How big has E-Sports become? You can bet on it at Bodog Sports. The 2015 League of Legends World Championship is underway in Europe, with 16 teams competing in the Group Stage. Odds are available for all the matches. More than $2.1 million in prize money is up for grabs, with over 50,000 people watching live on Twitch at press time. That number will balloon to eight figures for the final matches on October 31.
E-Sports may seem like the hot new thing, but just like poker had been around before the Moneymaker Era, video game competitions have been going on since at least 1972. Atari hosted a big Space Invaders tournament back in 1980 with over 10,000 players. Business picked up when the Internet went mainstream in the 90s, and the more powerful the Web has become, the more people have been drawn to E-Sports.
League of Legends (or LOL for short) is one of the top “battle arena” multiplayer games in E-Sports. This Riot Games release from 2009 was said to have 27 million active daily players last year, with 67 million people playing at least once a month. Riot Games hosts the World Championship; the game itself is available for free, but users can pay more for added features – in 2013, the company made $624 million in revenues. The tournaments are basically for marketing.
In theory, E-Sports can be lucrative for the players, as well. But most of the top pro stables are made up of young men, usually 15-25, who spend countless hours honing their craft while their handlers reap much of the benefits. There's always the fame, though.

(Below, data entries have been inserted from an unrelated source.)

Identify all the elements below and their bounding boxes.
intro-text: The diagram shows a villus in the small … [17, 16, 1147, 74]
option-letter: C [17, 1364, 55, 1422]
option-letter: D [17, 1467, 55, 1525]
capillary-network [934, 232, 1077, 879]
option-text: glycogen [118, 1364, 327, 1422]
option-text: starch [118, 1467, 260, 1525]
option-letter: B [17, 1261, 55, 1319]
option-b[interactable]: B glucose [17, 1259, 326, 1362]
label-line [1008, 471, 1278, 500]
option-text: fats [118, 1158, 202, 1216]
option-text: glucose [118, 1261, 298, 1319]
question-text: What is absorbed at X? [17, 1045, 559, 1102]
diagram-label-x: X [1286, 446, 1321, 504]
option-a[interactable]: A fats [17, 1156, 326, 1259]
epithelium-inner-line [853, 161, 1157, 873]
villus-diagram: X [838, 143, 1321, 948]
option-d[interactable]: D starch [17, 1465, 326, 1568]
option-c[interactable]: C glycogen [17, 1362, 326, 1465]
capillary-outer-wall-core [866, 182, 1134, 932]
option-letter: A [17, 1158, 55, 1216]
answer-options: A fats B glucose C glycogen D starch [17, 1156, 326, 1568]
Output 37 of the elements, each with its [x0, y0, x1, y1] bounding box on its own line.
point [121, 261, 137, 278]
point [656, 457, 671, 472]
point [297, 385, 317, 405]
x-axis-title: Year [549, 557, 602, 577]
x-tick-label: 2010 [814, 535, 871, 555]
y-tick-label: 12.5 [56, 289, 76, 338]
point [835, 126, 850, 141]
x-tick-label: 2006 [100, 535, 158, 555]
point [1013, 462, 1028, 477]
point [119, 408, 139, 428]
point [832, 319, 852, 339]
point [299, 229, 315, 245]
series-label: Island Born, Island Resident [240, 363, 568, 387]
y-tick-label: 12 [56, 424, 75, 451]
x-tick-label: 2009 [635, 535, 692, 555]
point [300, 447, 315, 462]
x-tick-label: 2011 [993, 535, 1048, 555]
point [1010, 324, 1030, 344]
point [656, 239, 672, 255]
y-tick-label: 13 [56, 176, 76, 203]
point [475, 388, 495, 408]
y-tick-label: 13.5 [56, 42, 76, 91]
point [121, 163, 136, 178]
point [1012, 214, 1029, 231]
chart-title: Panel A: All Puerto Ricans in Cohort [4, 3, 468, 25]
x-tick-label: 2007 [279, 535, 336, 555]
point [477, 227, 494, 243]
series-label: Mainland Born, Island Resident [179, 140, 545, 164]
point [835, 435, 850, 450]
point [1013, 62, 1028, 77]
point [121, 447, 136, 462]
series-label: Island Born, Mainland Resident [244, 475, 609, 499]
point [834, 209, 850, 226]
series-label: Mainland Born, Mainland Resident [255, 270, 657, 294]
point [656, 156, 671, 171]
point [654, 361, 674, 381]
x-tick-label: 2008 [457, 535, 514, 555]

Last year's LOL champions, Samsung Galaxy White, were treated like rock stars in their native South Korea before splitting apart and joining other teams.
This year's top clubs, according to the LOL World Championship website, are Edward Gaming (EDG), LGD Gaming, and SKTelecom T1 (SKT). EDG, from the Chinese city of Guangzhou, is the big kahuna of these three teams; the members include five Chinese players, four South Koreans and one from Hong Kong, all males, and all between 17 and 21 years old. This team won four of the six major tournaments it played in 2014 and came second in the others.
Teams from Europe and North America are starting to make inroads, as well. There are three representatives from each continent at this year's Worlds, plus teams from Thailand and Brazil. But it's the South Koreans who still maintain a stranglehold on E-Sports. If my math is right, of the 91 players at this year's championship, 33 are Korean. Expect that to change as the sport wraps its tentacles around the globe.